Determine the proper way to store media files on the website by analyzing the nature of the files (e.g., sizes, types, quantity), as well as how they will be used (e.g., do they need security, resizing, or watermarking).
We recommend storing most files in the standard media library which stores the files on the disk by default. Furthermore, this approach also provides the easiest path to using a CDN. We recommend avoiding serving files from attachments or the content tree unless you need functionality that can only be provided this way.
- Use the CMS.File page type for storing files in the content tree when you need features like workflow, multilingual support, search, permissioning, and categorization (tags or categories).

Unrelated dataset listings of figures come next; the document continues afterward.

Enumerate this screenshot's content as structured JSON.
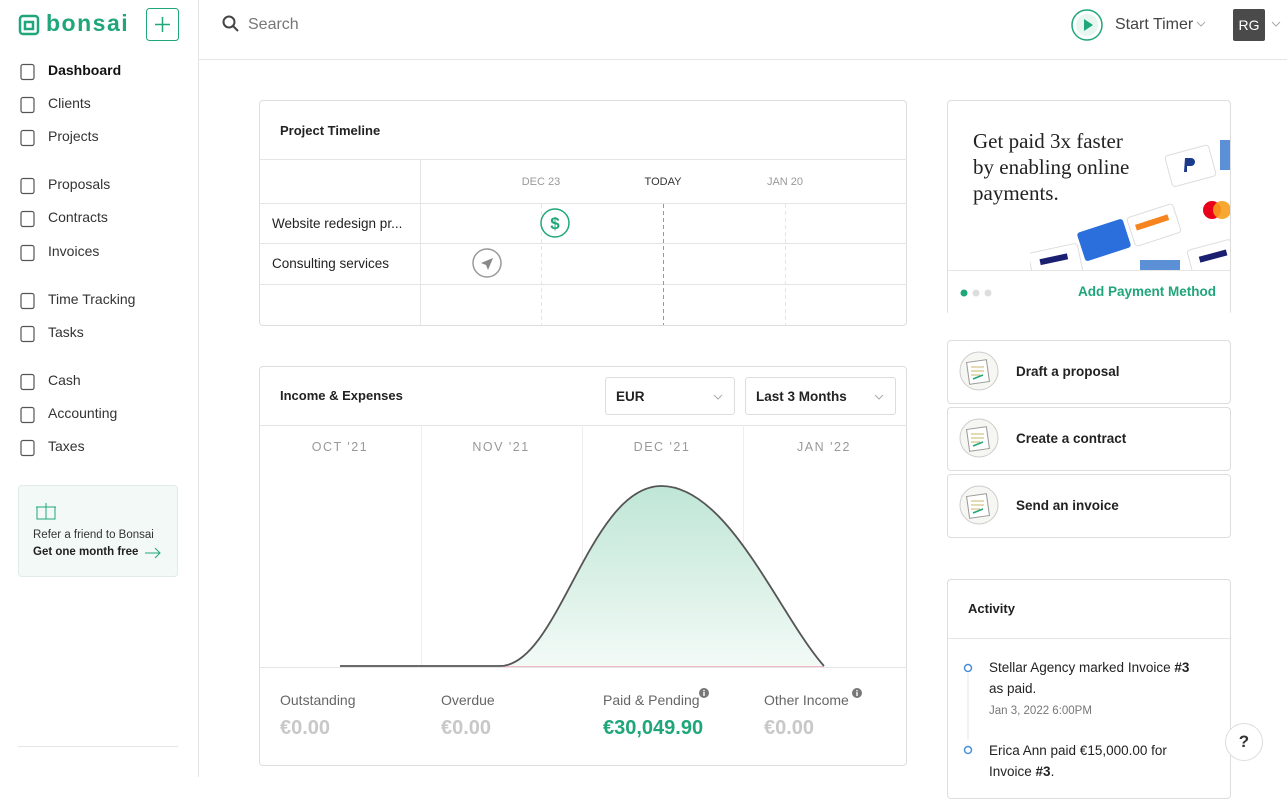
{
  "sidebar": {
    "logo": "bonsai",
    "nav": [
      {
        "label": "Dashboard"
      },
      {
        "label": "Clients"
      },
      {
        "label": "Projects"
      },
      {
        "label": "Proposals"
      },
      {
        "label": "Contracts"
      },
      {
        "label": "Invoices"
      },
      {
        "label": "Time Tracking"
      },
      {
        "label": "Tasks"
      },
      {
        "label": "Cash"
      },
      {
        "label": "Accounting"
      },
      {
        "label": "Taxes"
      }
    ],
    "referral": {
      "text": "Refer a friend to Bonsai",
      "link": "Get one month free"
    }
  },
  "topbar": {
    "search": "Search",
    "timer": "Start Timer",
    "avatar": "RG"
  },
  "timeline": {
    "title": "Project Timeline",
    "columns": [
      "DEC 23",
      "TODAY",
      "JAN 20"
    ],
    "rows": [
      "Website redesign pr...",
      "Consulting services"
    ]
  },
  "income": {
    "title": "Income & Expenses",
    "currency": "EUR",
    "range": "Last 3 Months",
    "months": [
      "OCT '21",
      "NOV '21",
      "DEC '21",
      "JAN '22"
    ],
    "stats": [
      {
        "label": "Outstanding",
        "value": "€0.00"
      },
      {
        "label": "Overdue",
        "value": "€0.00"
      },
      {
        "label": "Paid & Pending",
        "value": "€30,049.90"
      },
      {
        "label": "Other Income",
        "value": "€0.00"
      }
    ]
  },
  "payments": {
    "headline": [
      "Get paid 3x faster",
      "by enabling online",
      "payments."
    ],
    "action": "Add Payment Method"
  },
  "actions": [
    "Draft a proposal",
    "Create a contract",
    "Send an invoice"
  ],
  "activity": {
    "title": "Activity",
    "items": [
      {
        "text": "Stellar Agency marked Invoice ",
        "bold": "#3",
        "line2": "as paid.",
        "date": "Jan 3, 2022 6:00PM"
      },
      {
        "text": "Erica Ann paid €15,000.00 for",
        "line2": "Invoice ",
        "bold": "#3",
        "end": "."
      }
    ]
  },
  "help": "?"
}
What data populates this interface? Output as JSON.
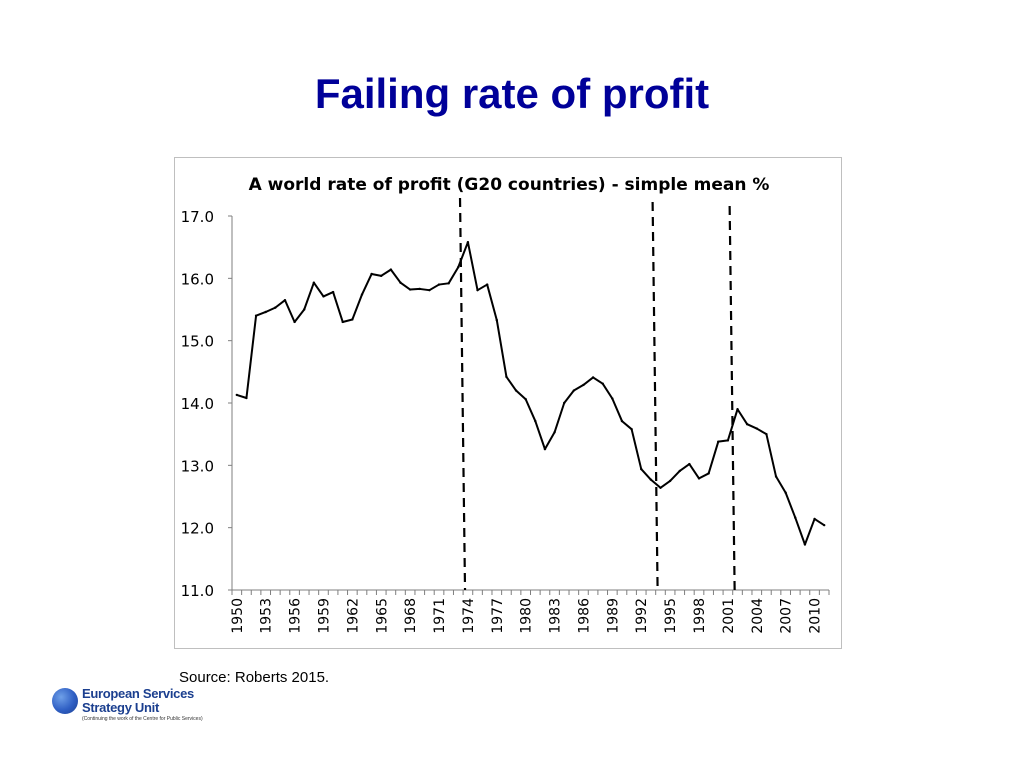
{
  "slide": {
    "title": "Failing rate of profit",
    "source": "Source: Roberts 2015."
  },
  "logo": {
    "line1": "European Services",
    "line2": "Strategy Unit",
    "tagline": "(Continuing the work of the Centre for Public Services)"
  },
  "chart_data": {
    "type": "line",
    "title": "A world rate of profit (G20 countries) - simple mean %",
    "xlabel": "",
    "ylabel": "",
    "ylim": [
      11.0,
      17.0
    ],
    "yticks": [
      "11.0",
      "12.0",
      "13.0",
      "14.0",
      "15.0",
      "16.0",
      "17.0"
    ],
    "xticks": [
      "1950",
      "1953",
      "1956",
      "1959",
      "1962",
      "1965",
      "1968",
      "1971",
      "1974",
      "1977",
      "1980",
      "1983",
      "1986",
      "1989",
      "1992",
      "1995",
      "1998",
      "2001",
      "2004",
      "2007",
      "2010"
    ],
    "x": [
      1950,
      1951,
      1952,
      1953,
      1954,
      1955,
      1956,
      1957,
      1958,
      1959,
      1960,
      1961,
      1962,
      1963,
      1964,
      1965,
      1966,
      1967,
      1968,
      1969,
      1970,
      1971,
      1972,
      1973,
      1974,
      1975,
      1976,
      1977,
      1978,
      1979,
      1980,
      1981,
      1982,
      1983,
      1984,
      1985,
      1986,
      1987,
      1988,
      1989,
      1990,
      1991,
      1992,
      1993,
      1994,
      1995,
      1996,
      1997,
      1998,
      1999,
      2000,
      2001,
      2002,
      2003,
      2004,
      2005,
      2006,
      2007,
      2008,
      2009,
      2010,
      2011
    ],
    "series": [
      {
        "values": [
          14.13,
          14.08,
          15.4,
          15.46,
          15.53,
          15.65,
          15.3,
          15.5,
          15.93,
          15.71,
          15.78,
          15.3,
          15.34,
          15.74,
          16.07,
          16.04,
          16.14,
          15.93,
          15.82,
          15.83,
          15.81,
          15.9,
          15.92,
          16.18,
          16.58,
          15.81,
          15.9,
          15.33,
          14.42,
          14.2,
          14.06,
          13.71,
          13.26,
          13.53,
          14.0,
          14.2,
          14.29,
          14.41,
          14.31,
          14.07,
          13.71,
          13.58,
          12.94,
          12.77,
          12.64,
          12.75,
          12.91,
          13.02,
          12.79,
          12.87,
          13.38,
          13.4,
          13.9,
          13.66,
          13.59,
          13.5,
          12.82,
          12.56,
          12.16,
          11.73,
          12.14,
          12.04
        ]
      }
    ],
    "vlines": [
      1974,
      1994,
      2002
    ],
    "color": "#000000",
    "grid": false
  }
}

- Avoid using the content tree if you plan to upload a large quantity of files or large size files as this can severely impact the performance.
- Use only when you need to associate file(s) with a specific page.
- Attachments follow the life cycle and restrictions of the page they are attached to.
- Use when you are storing a large number of files or storing large files.
- Use when you need to serve the files from a CDN.
- Create a custom smart search indexer if you need to search in a media library, as the binary data of media library files is not searchable by default.
- Avoid media libraries if you need to secure the files, as the files are always accessible (Note: you can restrict access to a media library in the administration interface, but the files are still public).
- Store your design assets on the file system in an organized way (e.g., images for a stylesheet should be stored in the App_Themes subfolder for the stylesheet they are related to).